O prefeito Marcelo Crivella (Republicanos) disse na última segunda (25) que "devemos esperar mais um período" para relaxar as medidas de isolamento social, que serão reavaliadas na semana que vem.

Uma das principais mudanças que os quiosques devem sofrer está nos menus. Os cardápios que antes da pandemia passavam de mão em mão devem ser digitalizados e acessados pelos clientes pelo celular, por meio de um QR Code (código de barras virtual).

O mesmo vai acontecer com a conta, que poderá ser paga por aproximação para evitar o uso de máquinas e cartões. As mesas e cadeiras também devem ser reduzidas e posicionadas a cerca de 2,5 metros umas das outras.

Quem estiver passeando no calçadão vai poder ainda higienizar as mãos em pias portáteis ou totens de álcool em gel, acionados com os pés, instalados do lado de fora dos quiosques e postos de salvamento -que possuem banheiros, mas fechados e não gratuitos.

As incertezas, porém, ainda são muitas. "Ficamos nos perguntando se vai ter aquela euforia. Imaginamos que a primeira coisa que as pessoas vão querer fazer é dar um mergulho no mar, é quase o DNA do carioca", diz João Marcello Barreto, presidente da concessionária.

"Mas ainda não podemos afirmar nada. Uma coisa é ir à praia, outra coisa é parar para consumir. É preciso passar muita confiança de que estamos tomando todos os cuidados. Vamos ter que viver um dia por vez, e quem sabe até voltar atrás", pondera.

A Orla Rio prevê que a reabertura dos quiosques deverá ser feita em fases: por bairro, por faixas de horário ou com algumas restrições como a proibição de música ao vivo para evitar aglomerações, por exemplo. Mas ainda não há nada definido pela prefeitura.

Antes, todos os estabelecimentos tinham que ficar abertos no mínimo das 8h às 22h. Com a retomada, a ideia é que inicialmente eles possam oferecer o atendimento em mesas das 8h às 18h ou às 20h, mas não tenham limite de horário para o delivery.

No início da pandemia, até 8 de abril, os quiosques foram totalmente proibidos de funcionar. Depois, a concessionária pleiteou ao município que eles fossem tratados como restaurantes e bares, ofertando entrega e retirada. Hoje, cerca de metade dos operadores decidiu continuar aberta dessa forma.

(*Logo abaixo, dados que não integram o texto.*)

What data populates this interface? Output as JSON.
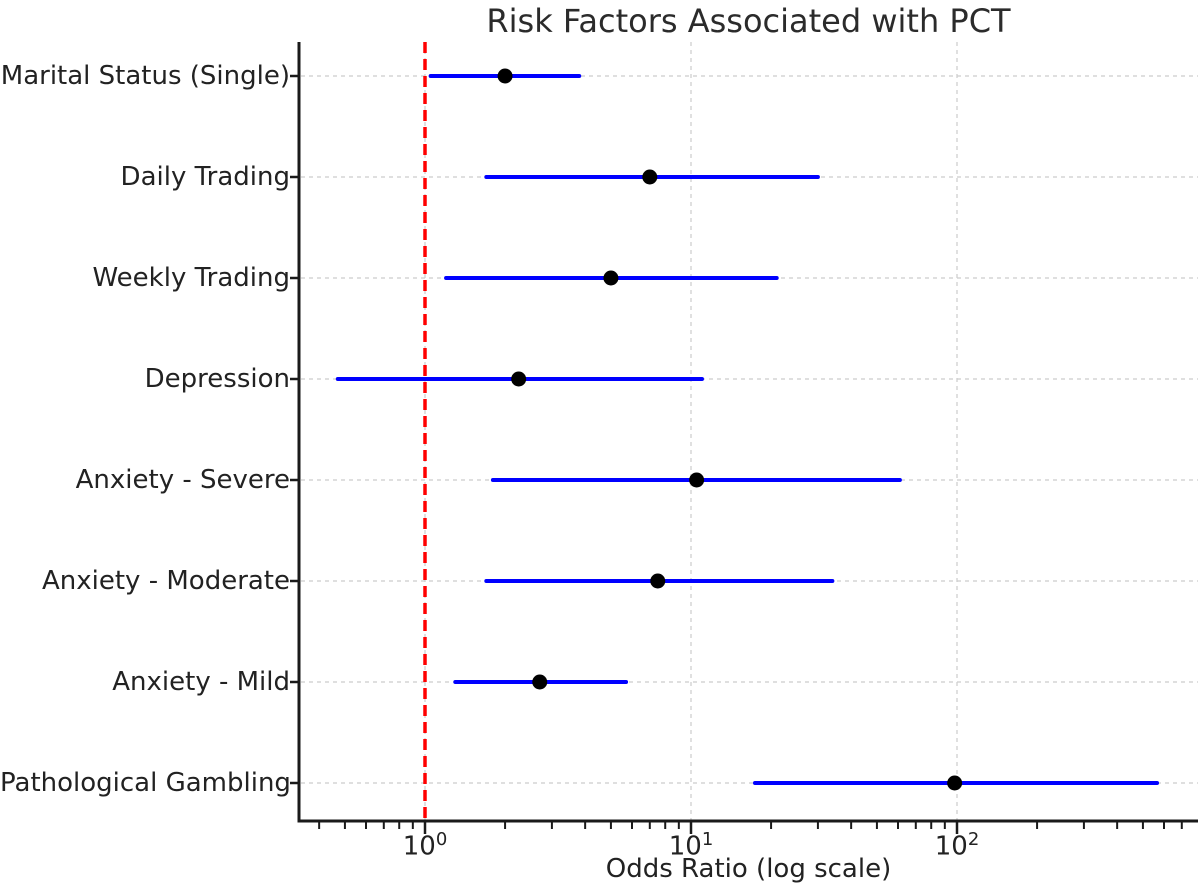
{
  "chart_data": {
    "type": "forest",
    "title": "Risk Factors Associated with PCT",
    "xlabel": "Odds Ratio (log scale)",
    "x_scale": "log10",
    "xlim": [
      0.34,
      800
    ],
    "grid": true,
    "reference_line": 1,
    "x_ticks": [
      {
        "value": 1,
        "base": "10",
        "exponent": "0"
      },
      {
        "value": 10,
        "base": "10",
        "exponent": "1"
      },
      {
        "value": 100,
        "base": "10",
        "exponent": "2"
      }
    ],
    "rows": [
      {
        "label": "Marital Status (Single)",
        "or": 2.0,
        "ci_low": 1.05,
        "ci_high": 3.8
      },
      {
        "label": "Daily Trading",
        "or": 7.0,
        "ci_low": 1.7,
        "ci_high": 30
      },
      {
        "label": "Weekly Trading",
        "or": 5.0,
        "ci_low": 1.2,
        "ci_high": 21
      },
      {
        "label": "Depression",
        "or": 2.25,
        "ci_low": 0.47,
        "ci_high": 11
      },
      {
        "label": "Anxiety - Severe",
        "or": 10.5,
        "ci_low": 1.8,
        "ci_high": 61
      },
      {
        "label": "Anxiety - Moderate",
        "or": 7.5,
        "ci_low": 1.7,
        "ci_high": 34
      },
      {
        "label": "Anxiety - Mild",
        "or": 2.7,
        "ci_low": 1.3,
        "ci_high": 5.7
      },
      {
        "label": "Pathological Gambling",
        "or": 98,
        "ci_low": 17.4,
        "ci_high": 565
      }
    ],
    "colors": {
      "ci_line": "#0000ff",
      "point": "#000000",
      "reference": "#ff0000",
      "grid": "#cccccc",
      "axis": "#1a1a1a",
      "text": "#222222"
    }
  }
}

Mesmo assim, como em todo o setor, as vendas caíram muito. "Temos vários tipos de quiosques. Os mais básicos, os intermediários e os mais elaborados, com chef e carta de drinks. Um quiosque que fatura R$ 100 mil por mês, se estiver vendendo R$ 5.000 é muito. Os 'top 10', que vendem R$ 500 mil, estão quase todos fechados", afirma Barreto.

É o caso dos badalados Azur, do chef Pedro de Artagão no Leblon, e Marea, da rede de hotéis Fasano em Ipanema. Outros como o Seu Vidal, na Barra da Tijuca, e o Las Empanadas, em Copacabana, estão fazendo um bom delivery, mas vendendo muito aquém do normal, segundo ele.

Uma vantagem desse tipo de estabelecimento em comparação aos restaurantes, porém, é que são abertos e ventilados, então provavelmente terão menos dificuldades na reabertura. Outro ponto favorável é a sazonalidade do negócio: eles estão na baixa temporada, quando a redução dos lucros já era esperada.

Para elaborar o plano de retomada, a concessionária tem analisado experiências de outros países. Na Itália, por exemplo, o governo recomendou que se preserve uma distância mínima de 5 metros entre os guarda-sóis e 2 metros entre cadeiras de grupos diferentes, inclusive com fitas na areia, além de evitar os esportes coletivos.

Segundo a empresa, o projeto envolve mais de 3.000 pessoas, entre técnicos da saúde, profissionais de comunicação, operadores dos estabelecimentos e funcionários, que vão passar por treinamento. Serão elaboradas também placas informativas para o público.



Sobre irregularidades, a Orla Rio diz que só houve um caso até agora em que a prefeitura teve que multar e interditar o dono do quiosque por ter mantido mesas e cadeiras. A concessionária afirma que faz rondas diárias e abriu um canal para denúncias no WhatsApp (21-98221-2089).